If the exponent in the scientific notation is odd (such as ³ in example 4), use the right side of the A scale (the second decade).

Step 3. Slide the cursor on the A scale

Ignoring exponent 10 for the moment, slide the cursor along the A scale towards the number you finished with.

Example 3: to find √ (3, 9 x 10²), slide the cursor to 3, 9 on the left scale A (you must use the left scale, because the exponent is even, as described above).
Example 4: to find √ (7, 1 x 10³), slide the cursor to 7, 1 on the right scale A (you have to use the right scale because the exponent is odd).

Step 4. Determine the result from the D scale

Read the D value indicated by the cursor. Add "x10 "to this value. To calculate n, take the original power of 10, round down to the nearest even number, and divide by 2.
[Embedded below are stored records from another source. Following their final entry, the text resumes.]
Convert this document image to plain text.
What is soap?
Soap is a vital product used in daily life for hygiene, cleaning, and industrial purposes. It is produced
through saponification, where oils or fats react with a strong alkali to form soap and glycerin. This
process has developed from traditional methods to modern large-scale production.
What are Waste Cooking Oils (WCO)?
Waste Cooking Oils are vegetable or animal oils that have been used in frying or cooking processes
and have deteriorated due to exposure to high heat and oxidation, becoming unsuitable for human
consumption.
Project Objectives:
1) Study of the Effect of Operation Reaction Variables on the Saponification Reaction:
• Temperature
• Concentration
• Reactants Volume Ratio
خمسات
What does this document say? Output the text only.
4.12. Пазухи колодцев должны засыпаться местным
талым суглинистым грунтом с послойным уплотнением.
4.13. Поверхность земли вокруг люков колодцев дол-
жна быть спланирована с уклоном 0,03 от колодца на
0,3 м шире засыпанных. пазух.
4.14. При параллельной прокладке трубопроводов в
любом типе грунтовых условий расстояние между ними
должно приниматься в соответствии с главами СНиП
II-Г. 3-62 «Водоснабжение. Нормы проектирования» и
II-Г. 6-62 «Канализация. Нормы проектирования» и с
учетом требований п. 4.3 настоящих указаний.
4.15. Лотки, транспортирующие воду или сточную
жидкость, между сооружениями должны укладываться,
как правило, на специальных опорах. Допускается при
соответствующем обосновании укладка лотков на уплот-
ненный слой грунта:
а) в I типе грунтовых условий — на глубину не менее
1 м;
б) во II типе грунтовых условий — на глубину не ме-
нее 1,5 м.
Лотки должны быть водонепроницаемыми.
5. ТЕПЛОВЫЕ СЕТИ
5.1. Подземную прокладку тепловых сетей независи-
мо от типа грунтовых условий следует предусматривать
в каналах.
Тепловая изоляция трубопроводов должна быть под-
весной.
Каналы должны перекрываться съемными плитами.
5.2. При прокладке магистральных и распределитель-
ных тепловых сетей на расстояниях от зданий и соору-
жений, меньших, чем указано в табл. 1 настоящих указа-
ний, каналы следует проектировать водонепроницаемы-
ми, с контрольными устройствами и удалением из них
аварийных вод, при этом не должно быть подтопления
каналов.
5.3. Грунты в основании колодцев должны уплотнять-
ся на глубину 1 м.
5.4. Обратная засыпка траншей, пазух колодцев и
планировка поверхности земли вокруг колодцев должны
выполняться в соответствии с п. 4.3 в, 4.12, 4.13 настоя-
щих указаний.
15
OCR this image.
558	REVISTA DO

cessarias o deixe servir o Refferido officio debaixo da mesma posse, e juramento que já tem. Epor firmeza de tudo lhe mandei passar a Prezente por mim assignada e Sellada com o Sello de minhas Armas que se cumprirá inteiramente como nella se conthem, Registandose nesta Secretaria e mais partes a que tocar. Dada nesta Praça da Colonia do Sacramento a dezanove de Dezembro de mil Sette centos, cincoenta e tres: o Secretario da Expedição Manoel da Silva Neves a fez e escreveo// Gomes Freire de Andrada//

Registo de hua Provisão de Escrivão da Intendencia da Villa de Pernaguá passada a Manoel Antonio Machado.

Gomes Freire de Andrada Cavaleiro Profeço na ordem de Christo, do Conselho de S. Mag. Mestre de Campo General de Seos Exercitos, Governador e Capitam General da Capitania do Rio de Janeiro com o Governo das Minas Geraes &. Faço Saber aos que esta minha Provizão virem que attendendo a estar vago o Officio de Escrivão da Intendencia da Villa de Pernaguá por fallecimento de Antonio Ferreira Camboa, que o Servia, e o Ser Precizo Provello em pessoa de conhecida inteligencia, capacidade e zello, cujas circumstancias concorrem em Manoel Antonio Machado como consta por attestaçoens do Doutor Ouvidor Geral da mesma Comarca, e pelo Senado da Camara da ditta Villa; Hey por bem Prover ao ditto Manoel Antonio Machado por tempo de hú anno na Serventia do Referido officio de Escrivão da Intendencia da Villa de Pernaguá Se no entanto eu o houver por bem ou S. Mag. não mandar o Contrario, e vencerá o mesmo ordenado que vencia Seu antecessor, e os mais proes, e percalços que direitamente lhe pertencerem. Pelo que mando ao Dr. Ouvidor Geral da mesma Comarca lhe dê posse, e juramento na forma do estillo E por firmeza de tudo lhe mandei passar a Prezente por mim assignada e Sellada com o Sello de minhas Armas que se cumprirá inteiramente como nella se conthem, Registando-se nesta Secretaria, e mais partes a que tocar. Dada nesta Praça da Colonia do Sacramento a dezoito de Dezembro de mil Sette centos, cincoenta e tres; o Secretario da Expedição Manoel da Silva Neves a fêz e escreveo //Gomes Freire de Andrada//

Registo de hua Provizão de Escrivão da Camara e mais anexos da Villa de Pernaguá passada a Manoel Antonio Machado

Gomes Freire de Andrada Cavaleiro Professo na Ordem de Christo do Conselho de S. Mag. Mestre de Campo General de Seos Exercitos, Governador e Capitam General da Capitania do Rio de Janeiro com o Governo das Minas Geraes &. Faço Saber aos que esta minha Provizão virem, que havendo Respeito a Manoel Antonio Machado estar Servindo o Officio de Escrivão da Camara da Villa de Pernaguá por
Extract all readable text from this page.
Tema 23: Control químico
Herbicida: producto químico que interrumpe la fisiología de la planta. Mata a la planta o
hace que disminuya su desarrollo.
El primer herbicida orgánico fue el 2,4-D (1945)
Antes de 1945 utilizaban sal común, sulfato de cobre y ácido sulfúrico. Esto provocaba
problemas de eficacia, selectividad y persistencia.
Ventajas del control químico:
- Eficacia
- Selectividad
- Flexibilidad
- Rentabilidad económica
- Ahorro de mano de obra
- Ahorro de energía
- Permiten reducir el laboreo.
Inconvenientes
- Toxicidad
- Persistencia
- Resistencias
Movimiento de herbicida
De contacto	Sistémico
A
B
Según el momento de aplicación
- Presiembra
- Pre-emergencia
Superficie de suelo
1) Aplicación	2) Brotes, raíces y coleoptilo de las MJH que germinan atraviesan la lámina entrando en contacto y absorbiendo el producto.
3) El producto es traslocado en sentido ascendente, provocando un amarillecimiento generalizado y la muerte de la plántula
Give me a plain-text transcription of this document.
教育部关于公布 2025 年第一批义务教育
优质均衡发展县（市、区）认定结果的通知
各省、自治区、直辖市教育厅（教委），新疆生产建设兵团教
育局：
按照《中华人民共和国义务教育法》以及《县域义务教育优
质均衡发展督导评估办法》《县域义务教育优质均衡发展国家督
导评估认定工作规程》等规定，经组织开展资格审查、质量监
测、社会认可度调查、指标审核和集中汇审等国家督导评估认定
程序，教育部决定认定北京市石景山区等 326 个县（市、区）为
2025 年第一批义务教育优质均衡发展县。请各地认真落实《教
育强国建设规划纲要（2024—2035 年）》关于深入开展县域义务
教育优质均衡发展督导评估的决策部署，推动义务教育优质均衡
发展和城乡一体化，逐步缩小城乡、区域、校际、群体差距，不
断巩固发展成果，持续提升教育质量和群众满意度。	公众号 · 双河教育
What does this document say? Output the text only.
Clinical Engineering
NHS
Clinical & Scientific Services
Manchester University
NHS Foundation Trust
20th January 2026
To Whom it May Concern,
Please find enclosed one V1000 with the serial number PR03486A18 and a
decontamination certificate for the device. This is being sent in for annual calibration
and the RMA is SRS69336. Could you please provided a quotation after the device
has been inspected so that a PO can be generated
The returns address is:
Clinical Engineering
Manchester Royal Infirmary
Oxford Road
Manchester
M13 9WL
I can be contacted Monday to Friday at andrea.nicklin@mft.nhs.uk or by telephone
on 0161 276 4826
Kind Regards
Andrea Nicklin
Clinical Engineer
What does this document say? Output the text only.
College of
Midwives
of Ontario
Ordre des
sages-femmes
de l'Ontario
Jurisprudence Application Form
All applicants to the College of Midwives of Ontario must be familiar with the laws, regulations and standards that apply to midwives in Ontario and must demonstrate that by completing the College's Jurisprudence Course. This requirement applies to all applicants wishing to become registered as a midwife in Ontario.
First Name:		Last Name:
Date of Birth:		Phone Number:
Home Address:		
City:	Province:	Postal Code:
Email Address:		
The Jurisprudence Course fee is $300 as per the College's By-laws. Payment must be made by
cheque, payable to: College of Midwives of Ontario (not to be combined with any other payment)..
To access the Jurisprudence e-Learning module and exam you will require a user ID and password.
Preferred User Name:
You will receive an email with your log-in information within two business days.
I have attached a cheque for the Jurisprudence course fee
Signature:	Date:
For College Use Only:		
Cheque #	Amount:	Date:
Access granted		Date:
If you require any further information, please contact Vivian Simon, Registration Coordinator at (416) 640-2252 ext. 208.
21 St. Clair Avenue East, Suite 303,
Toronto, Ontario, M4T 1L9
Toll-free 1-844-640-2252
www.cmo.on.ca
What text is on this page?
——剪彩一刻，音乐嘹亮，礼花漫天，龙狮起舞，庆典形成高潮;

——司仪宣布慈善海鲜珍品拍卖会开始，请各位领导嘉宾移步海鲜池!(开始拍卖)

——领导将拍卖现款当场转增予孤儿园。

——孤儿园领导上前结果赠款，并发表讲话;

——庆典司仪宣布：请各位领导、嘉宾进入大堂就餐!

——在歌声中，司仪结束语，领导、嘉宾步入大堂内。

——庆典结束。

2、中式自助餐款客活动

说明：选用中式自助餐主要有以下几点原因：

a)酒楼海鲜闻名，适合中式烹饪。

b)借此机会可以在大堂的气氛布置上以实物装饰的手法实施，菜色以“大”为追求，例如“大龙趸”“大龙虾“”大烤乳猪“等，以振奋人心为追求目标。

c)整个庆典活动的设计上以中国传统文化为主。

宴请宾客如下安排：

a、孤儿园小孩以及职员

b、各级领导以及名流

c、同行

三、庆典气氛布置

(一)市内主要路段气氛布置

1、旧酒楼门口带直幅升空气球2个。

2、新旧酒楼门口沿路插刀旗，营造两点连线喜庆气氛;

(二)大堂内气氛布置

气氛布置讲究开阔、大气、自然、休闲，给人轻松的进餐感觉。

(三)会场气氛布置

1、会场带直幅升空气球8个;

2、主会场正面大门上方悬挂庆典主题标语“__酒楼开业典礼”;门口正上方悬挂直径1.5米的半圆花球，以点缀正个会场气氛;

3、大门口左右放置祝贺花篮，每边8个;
Example 3: the D value corresponding to A = 3, 9 is approximately 1, 975. The original number in scientific notation was 10²; 2 is already even, so divide by 2 to get 1. The final result is 1.975 x 10¹ = 19, 75.
Example 4: the D value corresponding to A = 7, 1 is approximately 8.45. The original number in scientific notation was 10³, then round 3 to the nearest even number, 2, then divide by 2 to get 1. The final result is 8.45 x 10¹ = 84, 5

Step 5. Use a similar procedure on the K scale to find the cube roots

The most important step is to identify which of the K scales to use. To do this divide the number of digits in your number by 3 and find the remainder. If the remainder is 1, use the first scale. If it's 2, use the second scale. If it is 3, use the third scale (another way to do this is to repeatedly count from the first to the third scale, until you reach the number of digits in your result).

Example 5: To find the cube root of 74,000, first count the number of digits (5), divide by 3 and find the remainder (1 remainder 2). Since the remainder is 2, use the second scale. (Alternatively, count the scales five times: 1-2-3-1-2).
Slide the cursor towards 7, 4 on the second K scale. The corresponding D value is approximately 4, 2.
Since 10³ is less than 74,000, but 100³ is greater than 74,000, the result must be between 10 and 100. Move the decimal point to get 42.

Advice

There are other functions you can calculate with the slide rule, especially if it includes logarithmic scales, trigonometric scales, or other special scales. Try it out on your own or do some research online.
You can use multiplication to convert between two units of measurement. For example, since one inch equals 2.54 cm, to convert 5 inches to centimeters simply multiply 5 x 2.54.
The accuracy of a slide rule depends on the number of divisions on the scales. The longer it is, the more accurate it is.